Kelima selama parasui besar mengembang, kursi menahan muatannya dengan pelekat. Kalau
payung sudah membuka, kursi lepas dengan cepat. Waktu turun, kursi masih bisa menyetel
paket penyelamat sehingga rakit penyelamat automatik tertiup bila harus mendarat di atas air.
Perlapung renang bisa ditiup saat kursi lepas. Kursi juga dapat menghidupkan raduo pelampung
pribadi.

Pelatihan Penggunaan Kursi Lontar[sunting | sunting sumber]


Mengingat pelatihan penggunaan kursi lontar sangat diperlukan, karena penggunaan kursi lontar
yang keliru dapat mengakibatkan resiko-resiko sebagai berikut :
Pertama, dapat menyebabkan cedera di punggung: terutama untuk kursi lontar tipe awal.
Sebagai contoh, kursi lontar ACES II yang diterapkan pada F-16 memiliki kekuatan 12x gravitasi
atau 12 G ketika peluncuran, dan tipe-tipe lama bisa lebih besar. Kekuatan tersebut bisa saja
menimbulkan kerusakan tulang belakang, walaupun resikonya sudah jauh berkurang di tipe-tipe
terkini.
Kedua, dapat mengalami luka-luka akibat aliran udara dimana ketika melontar, pilot akan
berhadapan dengan aliran udara yang sangat kencang. Bila anggota gerak (Biasanya kaki) sang
pilot tidak teramankan, maka hal itu bisa mematahkan tulangnya.
Ketiga, menarik tuas pelontar dengan tidak sengaja. Hal ini pernah terjadi, ketika seorang
mekanik terlontar di hangar setelah ia tak sengaja menarik tuas pelontar. Dan alhasil, ia pun
terlontar ke atap hanggar.
Keempat, operasional motor roket dan peledak. Seperti dijelaskan di atas, kursi lontar
memanfaatkan motor roket dan bahan peledak untuk melontarkan pilotnya.
oleh karena itu, terutama untuk pengamanan pada resiko ke-3 dan ke-4, di setiap pesawat
dengan kursi lontar, maka selalu ada marking segitiga bertuliskan "DANGER-EJECTION SEAT"
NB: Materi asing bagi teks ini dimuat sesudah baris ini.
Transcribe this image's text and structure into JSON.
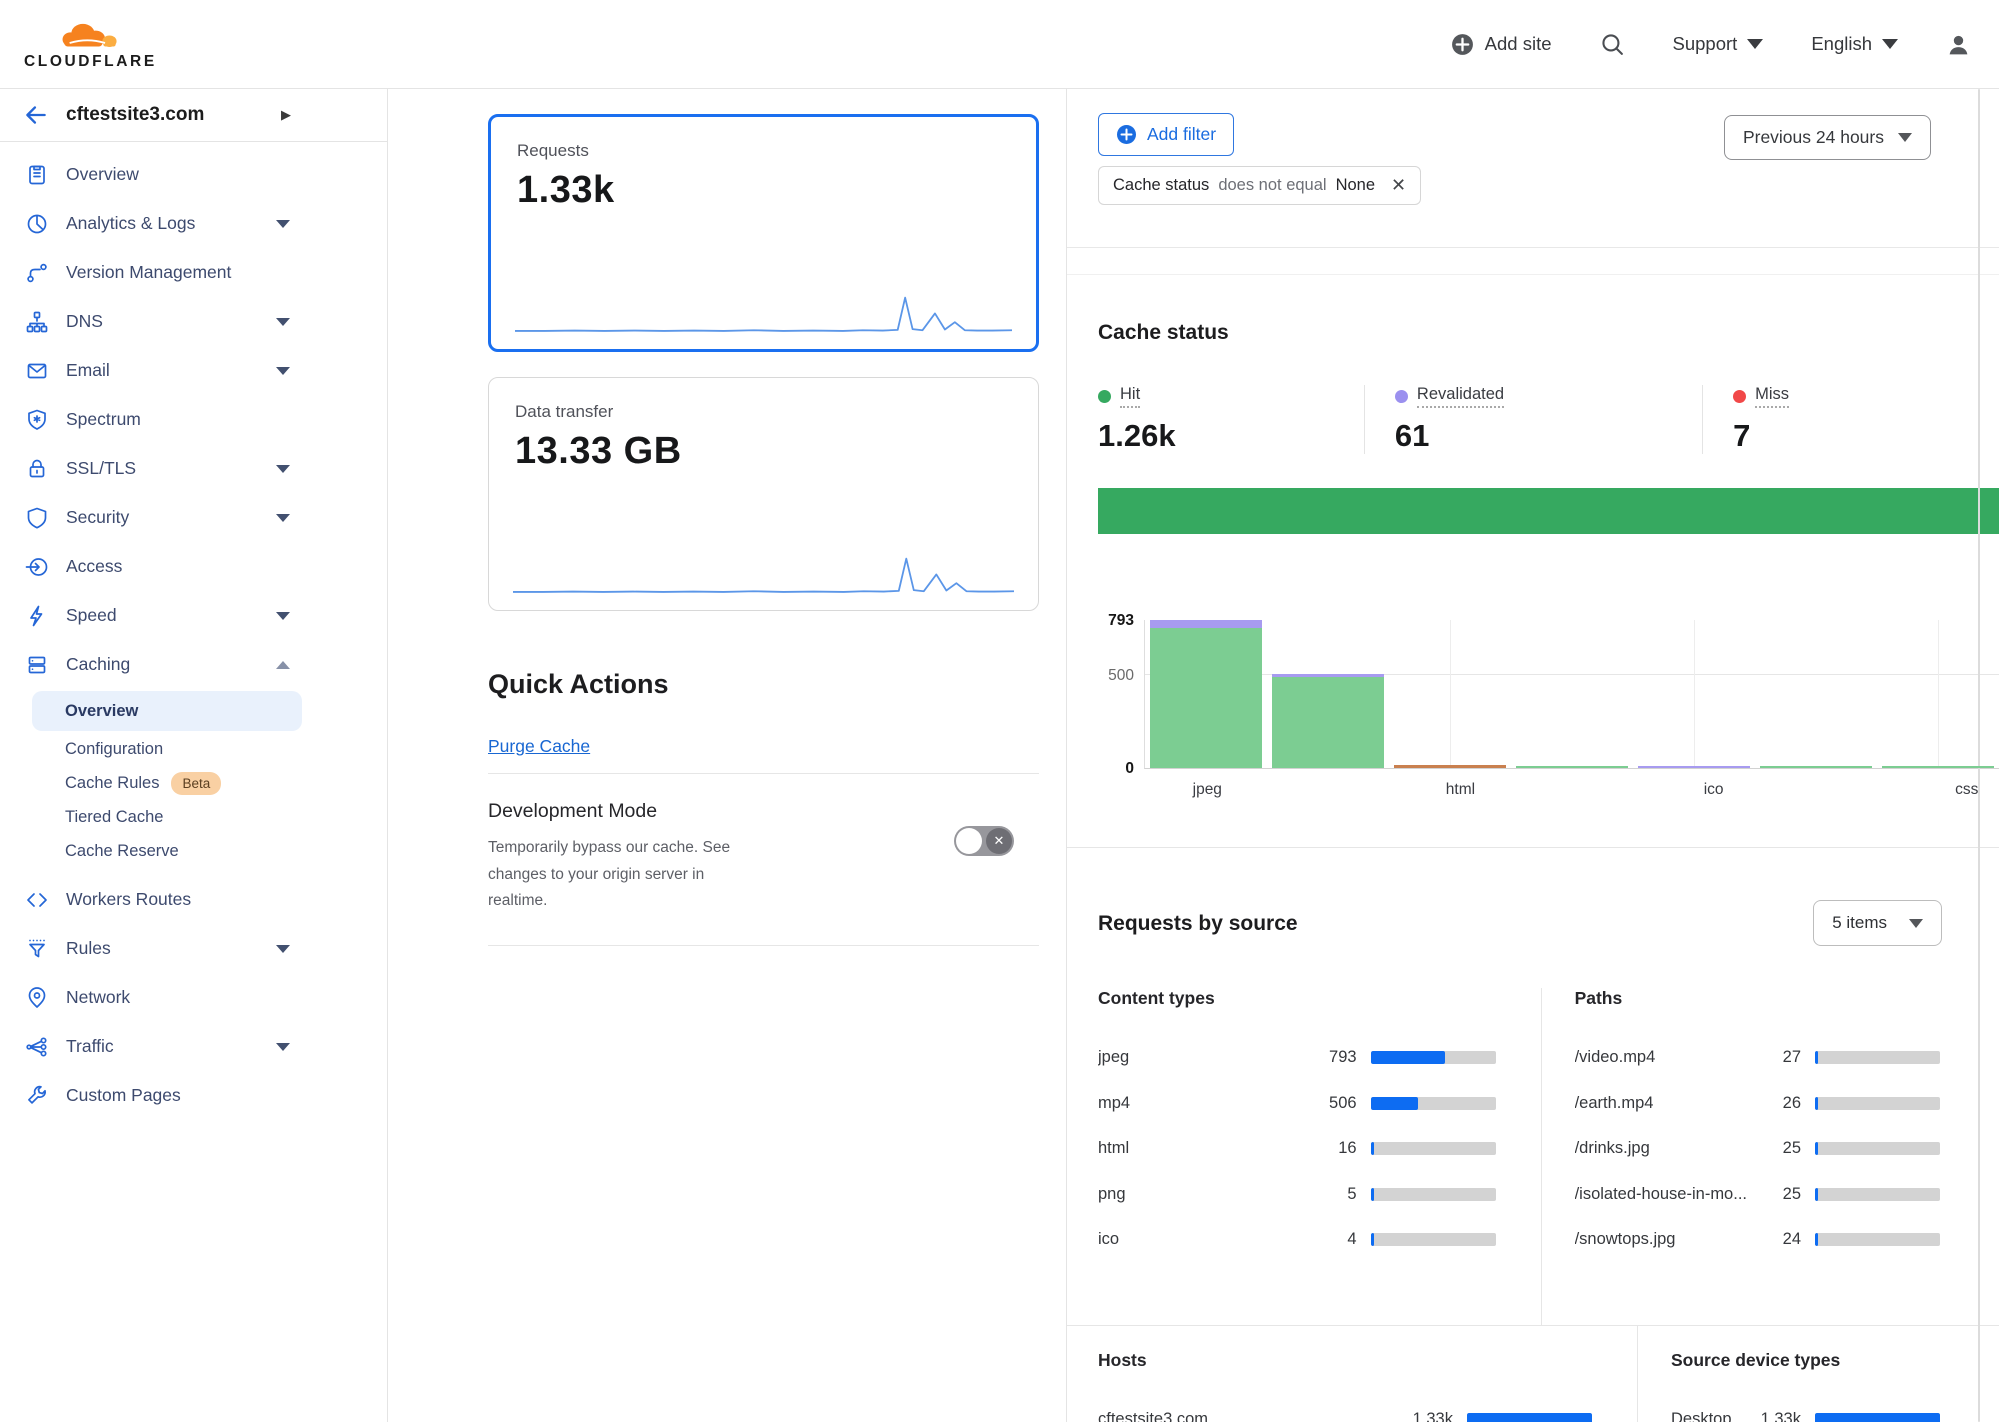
{
  "colors": {
    "accent_blue": "#0d6cf2",
    "link_blue": "#1a6ce0",
    "selected_card_border": "#1a6ff0",
    "hit_green": "#36a960",
    "revalidated_purple": "#9b90ef",
    "miss_red": "#f14848",
    "chart_green": "#7ccd92",
    "chart_purple_cap": "#a79bf0",
    "chart_orange": "#c9804f",
    "bar_track_gray": "#d3d3d3"
  },
  "header": {
    "logo_text": "CLOUDFLARE",
    "add_site": "Add site",
    "support": "Support",
    "language": "English"
  },
  "sidebar": {
    "site_name": "cftestsite3.com",
    "items_top": [
      {
        "label": "Overview",
        "icon": "overview",
        "caret": false
      },
      {
        "label": "Analytics & Logs",
        "icon": "analytics",
        "caret": true
      },
      {
        "label": "Version Management",
        "icon": "version-management",
        "caret": false
      },
      {
        "label": "DNS",
        "icon": "dns",
        "caret": true
      },
      {
        "label": "Email",
        "icon": "email",
        "caret": true
      },
      {
        "label": "Spectrum",
        "icon": "spectrum",
        "caret": false
      },
      {
        "label": "SSL/TLS",
        "icon": "ssl-tls",
        "caret": true
      },
      {
        "label": "Security",
        "icon": "security",
        "caret": true
      },
      {
        "label": "Access",
        "icon": "access",
        "caret": false
      },
      {
        "label": "Speed",
        "icon": "speed",
        "caret": true
      },
      {
        "label": "Caching",
        "icon": "caching",
        "caret": "expanded"
      }
    ],
    "caching_sub": [
      {
        "label": "Overview",
        "selected": true
      },
      {
        "label": "Configuration"
      },
      {
        "label": "Cache Rules",
        "badge": "Beta"
      },
      {
        "label": "Tiered Cache"
      },
      {
        "label": "Cache Reserve"
      }
    ],
    "items_bottom": [
      {
        "label": "Workers Routes",
        "icon": "workers-routes",
        "caret": false
      },
      {
        "label": "Rules",
        "icon": "rules",
        "caret": true
      },
      {
        "label": "Network",
        "icon": "network",
        "caret": false
      },
      {
        "label": "Traffic",
        "icon": "traffic",
        "caret": true
      },
      {
        "label": "Custom Pages",
        "icon": "custom-pages",
        "caret": false
      }
    ]
  },
  "metric_cards": [
    {
      "label": "Requests",
      "value": "1.33k",
      "selected": true
    },
    {
      "label": "Data transfer",
      "value": "13.33 GB",
      "selected": false
    }
  ],
  "quick_actions": {
    "title": "Quick Actions",
    "purge_cache": "Purge Cache",
    "dev_mode": {
      "title": "Development Mode",
      "description": "Temporarily bypass our cache. See changes to your origin server in realtime.",
      "state": "off"
    }
  },
  "filter_bar": {
    "add_filter": "Add filter",
    "chip_field": "Cache status",
    "chip_operator": "does not equal",
    "chip_value": "None",
    "time_range": "Previous 24 hours"
  },
  "cache_status": {
    "title": "Cache status",
    "stats": [
      {
        "label": "Hit",
        "value": "1.26k",
        "color": "#36a960"
      },
      {
        "label": "Revalidated",
        "value": "61",
        "color": "#9b90ef"
      },
      {
        "label": "Miss",
        "value": "7",
        "color": "#f14848"
      }
    ]
  },
  "requests_by_source": {
    "title": "Requests by source",
    "items_selector": "5 items",
    "groups": [
      {
        "title": "Content types",
        "rows": [
          {
            "label": "jpeg",
            "value": "793",
            "pct": 59.5
          },
          {
            "label": "mp4",
            "value": "506",
            "pct": 38
          },
          {
            "label": "html",
            "value": "16",
            "pct": 1.2
          },
          {
            "label": "png",
            "value": "5",
            "pct": 0.5
          },
          {
            "label": "ico",
            "value": "4",
            "pct": 0.4
          }
        ]
      },
      {
        "title": "Paths",
        "rows": [
          {
            "label": "/video.mp4",
            "value": "27",
            "pct": 2.0
          },
          {
            "label": "/earth.mp4",
            "value": "26",
            "pct": 2.0
          },
          {
            "label": "/drinks.jpg",
            "value": "25",
            "pct": 1.9
          },
          {
            "label": "/isolated-house-in-mo...",
            "value": "25",
            "pct": 1.9
          },
          {
            "label": "/snowtops.jpg",
            "value": "24",
            "pct": 1.8
          }
        ]
      },
      {
        "title": "Hosts",
        "rows": [
          {
            "label": "cftestsite3.com",
            "value": "1.33k",
            "pct": 100
          }
        ]
      },
      {
        "title": "Source device types",
        "rows": [
          {
            "label": "Desktop",
            "value": "1.33k",
            "pct": 100
          }
        ]
      }
    ]
  },
  "chart_data": [
    {
      "type": "line",
      "name": "requests-sparkline",
      "title": "Requests",
      "total_label": "1.33k",
      "x_range": "previous 24 hours",
      "points_norm": [
        [
          0,
          0.05
        ],
        [
          6,
          0.05
        ],
        [
          12,
          0.06
        ],
        [
          18,
          0.05
        ],
        [
          24,
          0.06
        ],
        [
          30,
          0.05
        ],
        [
          36,
          0.06
        ],
        [
          42,
          0.05
        ],
        [
          48,
          0.07
        ],
        [
          54,
          0.05
        ],
        [
          60,
          0.06
        ],
        [
          66,
          0.05
        ],
        [
          70,
          0.07
        ],
        [
          74,
          0.06
        ],
        [
          77,
          0.08
        ],
        [
          78.5,
          1.0
        ],
        [
          80,
          0.1
        ],
        [
          82,
          0.07
        ],
        [
          84.5,
          0.55
        ],
        [
          86.5,
          0.09
        ],
        [
          88.5,
          0.3
        ],
        [
          90.5,
          0.07
        ],
        [
          93,
          0.06
        ],
        [
          96,
          0.06
        ],
        [
          100,
          0.07
        ]
      ]
    },
    {
      "type": "line",
      "name": "data-transfer-sparkline",
      "title": "Data transfer",
      "total_label": "13.33 GB",
      "x_range": "previous 24 hours",
      "points_norm": [
        [
          0,
          0.05
        ],
        [
          6,
          0.05
        ],
        [
          12,
          0.06
        ],
        [
          18,
          0.05
        ],
        [
          24,
          0.06
        ],
        [
          30,
          0.05
        ],
        [
          36,
          0.06
        ],
        [
          42,
          0.05
        ],
        [
          48,
          0.07
        ],
        [
          54,
          0.05
        ],
        [
          60,
          0.06
        ],
        [
          66,
          0.05
        ],
        [
          70,
          0.07
        ],
        [
          74,
          0.06
        ],
        [
          77,
          0.08
        ],
        [
          78.5,
          1.0
        ],
        [
          80,
          0.1
        ],
        [
          82,
          0.07
        ],
        [
          84.5,
          0.55
        ],
        [
          86.5,
          0.09
        ],
        [
          88.5,
          0.3
        ],
        [
          90.5,
          0.07
        ],
        [
          93,
          0.06
        ],
        [
          96,
          0.06
        ],
        [
          100,
          0.07
        ]
      ]
    },
    {
      "type": "bar",
      "name": "cache-status-share",
      "orientation": "horizontal-stacked",
      "legend": [
        "Hit",
        "Revalidated",
        "Miss"
      ],
      "series": [
        {
          "name": "Hit",
          "value": 1260,
          "color": "#36a960"
        },
        {
          "name": "Revalidated",
          "value": 61,
          "color": "#9b90ef"
        },
        {
          "name": "Miss",
          "value": 7,
          "color": "#f14848"
        }
      ]
    },
    {
      "type": "bar",
      "name": "cache-status-by-content-type",
      "ylim": [
        0,
        793
      ],
      "yticks": [
        0,
        500,
        793
      ],
      "x_tick_labels": [
        "jpeg",
        "html",
        "ico",
        "css"
      ],
      "bars": [
        {
          "label": "jpeg",
          "value": 793,
          "hit": 751,
          "revalidated": 42,
          "color": "#7ccd92",
          "cap_color": "#a79bf0"
        },
        {
          "label": "",
          "value": 506,
          "hit": 487,
          "revalidated": 19,
          "color": "#7ccd92",
          "cap_color": "#a79bf0"
        },
        {
          "label": "html",
          "value": 16,
          "color": "#c9804f"
        },
        {
          "label": "",
          "value": 5,
          "color": "#7ccd92"
        },
        {
          "label": "ico",
          "value": 4,
          "color": "#a79bf0"
        },
        {
          "label": "",
          "value": 2,
          "color": "#7ccd92"
        },
        {
          "label": "css",
          "value": 1,
          "color": "#7ccd92"
        }
      ]
    }
  ]
}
terkadang dengan tulisan "CANOPY."
Dalam pelatihan, tidak mungkin menggunakan kursi lontar yang dipasang langsung pada kokpit
pesawat, selain berbahaya juga mengakibatkan biaya yang cukup mahal. Maka dibuatlah
simulasi kursi lontar dengan kursi tiruan . Bila kursi lontar sebenarnya digerakkan oleh sebuah
roket yang dipasang di bawah kursi penerbang. Maka kursi lontar tiruan untuk simulasi
digerakkan oleh tekanan gas. Meskipun demikian, dalam latihan harus dilakukan dengan teliti
dan hati-hati karena memiliki bahaya yang cukup besar. Bila kurang hati-hati, tulang belakang
peserta bisa patah. Di Indonesia, simulasi penggunaan kursi lontar diaplikasikan pada Lembaga
Kesehatan Penerbagnan dan Antariksa TNI-Angkatan Udara di Lakespra Dr Saryanto.